Невидимка подождал, пока Рэтчет скроется в медбее, и только потом сдвинулся с места. Не нужно было обладать сверхмощным процессором, чтобы понять, о чём именно договорились двое представителей высшего командного состава автоботов. Мираж как можно скорее покинул эту зону вечного ожидания. Он не мог отделаться от ощущения, что подсмотрел что-то такое, на что не имел никаких прав. Слишком личное, слишком сокровенное. Казалось просто невероятным, что ворчливый, суровый Рэтчет и грозный Айронхайд могут быть настолько близки, чтобы понимать, чувствовать, опекать друг друга. Но не проявление ли именно заботы и проблеск настоящей нежности проскользнули в скупой ласке боевикона и в мимолётной слабости медика?

Чувство подавленности только возросло. Внутри колёсного всегда бушевало пламя чувственности и страсти, часто превращаясь просто в беспощадную бурю. Но положение в обществе диктовало совершенно обратное: постоянный контроль над эмоциями. А ему, активированному беспечным гонщиком, эмоциональным и вспыхивающим словно пожар на ветру, с дарованным самим Праймасом взрывным темпераментом, хотелось просто гнать по жизни ни на что не оглядываясь. Задыхаться системой вентиляции от пьянящего чувства свободы, громко смеяться, запрокидывая лицевую к сияющим звёздам, танцевать с другими такими же молодыми, полными сил трансформерами в барах, в окружении ярких, живых огней. Но лицемерное марево дворцового блеска и интриг поглотило не только спарковские мечты, но и самого Миража. Сверкающие дорогие корпуса и пустые, давно испитые до дна искры. И холодные, словно покрытые инеем вечной мерзлоты, окуляры. Синие, красные, жёлтые — не важно. В них всё равно не оставалось ничего, что могло бы заставить трепетать живую искру.

Да, он был наделён огромной властью. Он стал олицетворением утончённой красоты. И при этом он был одинок как никто другой что тогда что сейчас. Даже у того же Прайма были друзья. Верные, нежно привязанные к нему друзья, что теперь держались на почтительном расстоянии, соблюдая положенный минимум в субординации, но они остались рядом.
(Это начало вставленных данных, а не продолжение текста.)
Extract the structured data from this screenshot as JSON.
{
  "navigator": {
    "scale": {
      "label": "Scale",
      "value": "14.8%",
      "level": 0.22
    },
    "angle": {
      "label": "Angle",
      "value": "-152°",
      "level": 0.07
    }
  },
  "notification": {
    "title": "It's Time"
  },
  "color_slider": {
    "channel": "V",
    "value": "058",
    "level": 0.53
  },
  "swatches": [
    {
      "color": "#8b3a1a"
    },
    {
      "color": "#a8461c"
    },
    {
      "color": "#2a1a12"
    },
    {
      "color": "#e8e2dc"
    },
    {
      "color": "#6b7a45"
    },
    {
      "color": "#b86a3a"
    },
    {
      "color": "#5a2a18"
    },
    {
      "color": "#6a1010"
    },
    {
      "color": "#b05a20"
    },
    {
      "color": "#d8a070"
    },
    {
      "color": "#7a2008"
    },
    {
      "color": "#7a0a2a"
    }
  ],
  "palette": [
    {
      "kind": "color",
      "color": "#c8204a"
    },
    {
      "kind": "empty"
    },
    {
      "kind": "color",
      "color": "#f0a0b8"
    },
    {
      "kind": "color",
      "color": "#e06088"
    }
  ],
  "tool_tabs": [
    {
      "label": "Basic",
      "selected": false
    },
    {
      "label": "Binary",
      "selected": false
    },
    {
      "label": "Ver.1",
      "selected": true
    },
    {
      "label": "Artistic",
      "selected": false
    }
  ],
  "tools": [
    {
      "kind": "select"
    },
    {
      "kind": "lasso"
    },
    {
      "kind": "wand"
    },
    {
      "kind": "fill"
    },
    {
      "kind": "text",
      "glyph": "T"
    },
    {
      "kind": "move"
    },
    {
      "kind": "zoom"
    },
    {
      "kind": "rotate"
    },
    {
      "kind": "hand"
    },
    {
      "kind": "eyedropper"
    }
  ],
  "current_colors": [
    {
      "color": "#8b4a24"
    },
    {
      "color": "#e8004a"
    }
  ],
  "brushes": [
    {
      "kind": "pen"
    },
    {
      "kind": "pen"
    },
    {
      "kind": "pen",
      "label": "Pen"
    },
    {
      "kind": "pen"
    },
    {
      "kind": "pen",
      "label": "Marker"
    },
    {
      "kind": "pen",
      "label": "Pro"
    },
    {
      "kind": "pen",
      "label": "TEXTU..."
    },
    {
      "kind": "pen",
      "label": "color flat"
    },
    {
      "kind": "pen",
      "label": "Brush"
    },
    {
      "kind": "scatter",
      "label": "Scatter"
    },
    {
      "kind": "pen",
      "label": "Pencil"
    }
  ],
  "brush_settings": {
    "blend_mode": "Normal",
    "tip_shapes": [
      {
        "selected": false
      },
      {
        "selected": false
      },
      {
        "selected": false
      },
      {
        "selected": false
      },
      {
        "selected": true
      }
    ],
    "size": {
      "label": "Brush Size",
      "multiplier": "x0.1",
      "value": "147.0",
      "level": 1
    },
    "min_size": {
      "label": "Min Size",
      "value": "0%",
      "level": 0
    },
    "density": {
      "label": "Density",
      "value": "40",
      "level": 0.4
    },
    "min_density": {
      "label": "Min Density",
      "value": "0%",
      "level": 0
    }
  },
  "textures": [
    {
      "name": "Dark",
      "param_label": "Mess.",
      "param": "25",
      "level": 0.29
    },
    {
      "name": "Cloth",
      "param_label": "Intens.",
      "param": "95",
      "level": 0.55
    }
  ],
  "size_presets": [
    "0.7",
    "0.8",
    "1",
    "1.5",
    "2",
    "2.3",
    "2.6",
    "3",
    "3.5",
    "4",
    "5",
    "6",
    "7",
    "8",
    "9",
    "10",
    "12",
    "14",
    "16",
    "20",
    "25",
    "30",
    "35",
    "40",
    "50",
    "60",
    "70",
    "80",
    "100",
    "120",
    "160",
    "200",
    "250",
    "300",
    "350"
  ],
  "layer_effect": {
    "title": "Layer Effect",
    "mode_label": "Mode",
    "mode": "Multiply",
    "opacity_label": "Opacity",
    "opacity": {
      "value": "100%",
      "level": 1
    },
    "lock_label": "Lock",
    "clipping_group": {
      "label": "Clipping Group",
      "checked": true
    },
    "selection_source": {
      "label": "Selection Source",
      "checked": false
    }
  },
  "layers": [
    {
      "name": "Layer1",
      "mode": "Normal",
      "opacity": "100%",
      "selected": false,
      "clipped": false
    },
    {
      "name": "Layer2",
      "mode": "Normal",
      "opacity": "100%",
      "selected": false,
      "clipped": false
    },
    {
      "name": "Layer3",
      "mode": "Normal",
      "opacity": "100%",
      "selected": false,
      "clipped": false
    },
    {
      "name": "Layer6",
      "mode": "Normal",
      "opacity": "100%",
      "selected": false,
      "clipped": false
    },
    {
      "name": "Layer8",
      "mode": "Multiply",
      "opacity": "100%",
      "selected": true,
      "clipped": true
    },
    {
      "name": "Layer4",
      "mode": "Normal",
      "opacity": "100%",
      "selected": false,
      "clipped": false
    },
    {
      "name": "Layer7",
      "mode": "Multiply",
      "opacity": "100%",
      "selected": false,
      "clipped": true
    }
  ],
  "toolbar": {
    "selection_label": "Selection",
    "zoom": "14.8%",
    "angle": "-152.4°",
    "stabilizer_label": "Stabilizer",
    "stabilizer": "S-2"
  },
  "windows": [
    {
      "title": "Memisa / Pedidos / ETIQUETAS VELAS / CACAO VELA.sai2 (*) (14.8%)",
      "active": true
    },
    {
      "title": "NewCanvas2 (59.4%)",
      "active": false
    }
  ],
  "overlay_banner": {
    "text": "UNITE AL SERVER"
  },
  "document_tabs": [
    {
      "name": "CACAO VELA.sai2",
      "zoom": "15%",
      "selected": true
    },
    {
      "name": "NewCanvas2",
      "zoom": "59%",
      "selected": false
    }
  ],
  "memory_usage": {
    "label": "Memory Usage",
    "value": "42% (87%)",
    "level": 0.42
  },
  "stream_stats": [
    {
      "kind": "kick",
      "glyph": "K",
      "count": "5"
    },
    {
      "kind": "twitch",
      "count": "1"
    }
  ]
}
Шли за ним в уготованный ад безрадостного будущего, полностью осознавая, что пути назад не будет, но шли. У Миража не было никого. Никого и никогда. Это была непозволительная роскошь, моветон.

Он слишком поздно понял, что увяз по самый шлем. Побег от условностей, жёстких законов и даже собственной семьи был слишком поздним. Малодушие, дешёвые идеалы светского общества стали потрясающе сладкой отравой, что успела впитаться даже в кибертрониевую сталь брони. Прошло уже много времени, как его прошлая жизнь была полностью разрушена, но до сих пор этот яд стойко тёк по топлипроводам бело-синего корпуса, мешая спокойно созерцать и познавать окружающий мир без болезненной гордости, граничащей с высокомерной гордыней. Он тянулся к ботам, что окружали его сейчас, но не умел с ними общаться. Он не мог стать таким же как они. В итоге гонщик просто сдался, бережно стараясь впитать на почтительном расстоянии те простые эмоции, что окружали его в отряде Прайма. Не навязывая остальным автоботам своего общения, не выдавая своей заинтересованности.

Казалось, только Оптимус умеет видеть его таким, каким и был на самом деле Мираж под непосильно тяжёлой ношей из холодной отстранённости, выдержанной вежливости и безупречной выдержки. Видел Оптимус и видел Джазз, что умел воспринимать реальность каким-то одним ему подконтрольным звериным чутьём. И Хаунд. Хотя Хаунд и не понимал всего, но он верил и чувствовал. Беззаветно верил в лучшее, как последний романтик, и абсолютно безошибочно улавливал истинную подоплёку в любом искусно завуалированном предложении. И в упор не замечал надетой на себя аристократом личины. Намертво въевшаяся в гонщика маска, надёжно укрывшая настоящего Миража от всего мира и целый реальный мир от самого Миража, абсолютно не смущала Хаунда. Его улыбка не становилась ни менее открытой, ни менее искренней. Иногда стеллсеру казалось, что Праймас руководствовался каким-то одному ему понятным чёрным юмором, когда наделял их двоих дарами: ему, привычно скрывающему свою сущность от окружающих за холодной вежливостью, было разрешено быть невидимкой; а Хаунду, мастеру самых натуральных холо-симуляций, было позволено видеть сквозь любой морок. Может быть, именно поэтому они и сдружились.

— Хай, парни, не ждали? — Мираж вздрогнул. Не узнать этот весёлый голос, что донёсся из общего отсека, было невозможно. Как и всегда: не успел он подумать о напарнике, как тот сразу же объявился. Но откуда? Хаунд должен был быть на задании, его возвращения в ближайшее время не планировалось.

— Быстро ты колёса крутишь, — приятный тенор Джазза в одно мгновение раскрасил серую реальность в мягкие тёплые тона. — Но мы всё равно успели заждаться. Иди, отдыхай, боец. Завтра с утра у тебя будет ориентировка у Проула. Только не опаздывай к нему, искрой заклинаю!

— Не боись, командир, не опоздаю! — видимо, Хаунд вскинул в прощальном жесте манипулятор, как всегда любил это делать, так как в ответ послышались дружные пожелания хорошей подзарядки.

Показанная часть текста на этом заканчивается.